16 de July de 2026
Agricultura familiar
Foto: Sara Silva/PMFS

Apesar dos casos de chuvas intensas, que chegaram a causar alagamentos, a agricultura de Feira de Santana não registrou um volume necessário para uma boa colheita neste ano de 2026. O presidente fundador da Associação dos Agricultores Familiares da Comunidade de Lagoa Suja e Adjacências (AAFColas), José Ferreira Sales, disse que a zona rural do município tem sofrido há anos com essas dificuldades. 

Em entrevista ao Acorda Cidade, José afirmou que para 2026, não há mais o que recuperar na agricultura de Feira de Santana. O presidente explicou que foram feitas poucas plantações neste ano, com isso, é necessário fazer um planejamento para o próximo ano. 

“O que tinha de plantar, já plantou. Praticamente, é um ano perdido. Então, o que nós temos que pensar agora é nos planejar para o ano que vem, pra gente tentar superar essa perda que nós tivemos esse ano.”

A situação acaba não sendo percebida pela população, pois muitos dos alimentos vendidos no Centro de Abastecimento e nas feiras são oriundos de outras cidades e outros estados.

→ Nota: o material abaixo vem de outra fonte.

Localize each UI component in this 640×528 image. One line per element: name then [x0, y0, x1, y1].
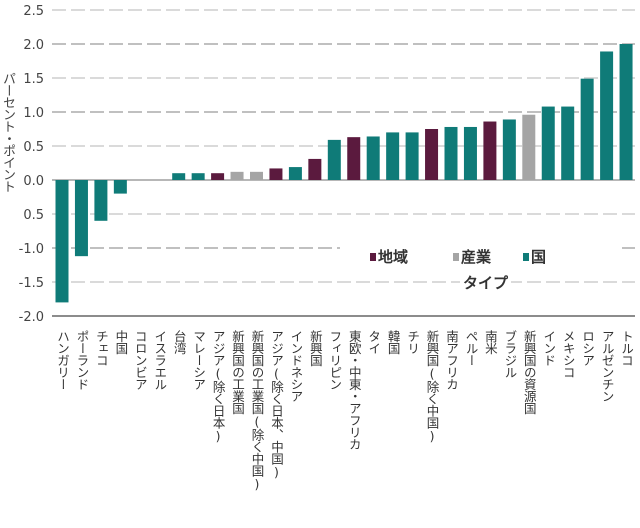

Dessa forma, José falou que Feira de Santana foi um dos maiores municípios produtivos da Bahia e deixou de ter esse título. 

“Nós podemos voltar a produzir. Nós, pela associação, estamos com alguns projetos estratégicos para a zona rural de Feira de Santana. Já conversamos com várias entidades, várias pessoas, da necessidade do resgate da produção. Nós temos vários agricultores que ainda estão dispostos a produzir. Mas precisa que tenha uma política pública voltada para isso. Além da produção, pensar na comercialização.” 

Dentre os projetos, ele destaca a criação de galinha caipira, apicultura, e o Projeto Raízes da Bahia, voltado para o cultivo da mandioca. Por isso, ele chama atenção para a importância de políticas públicas para investir e manter a agricultura familiar em Feira de Santana. 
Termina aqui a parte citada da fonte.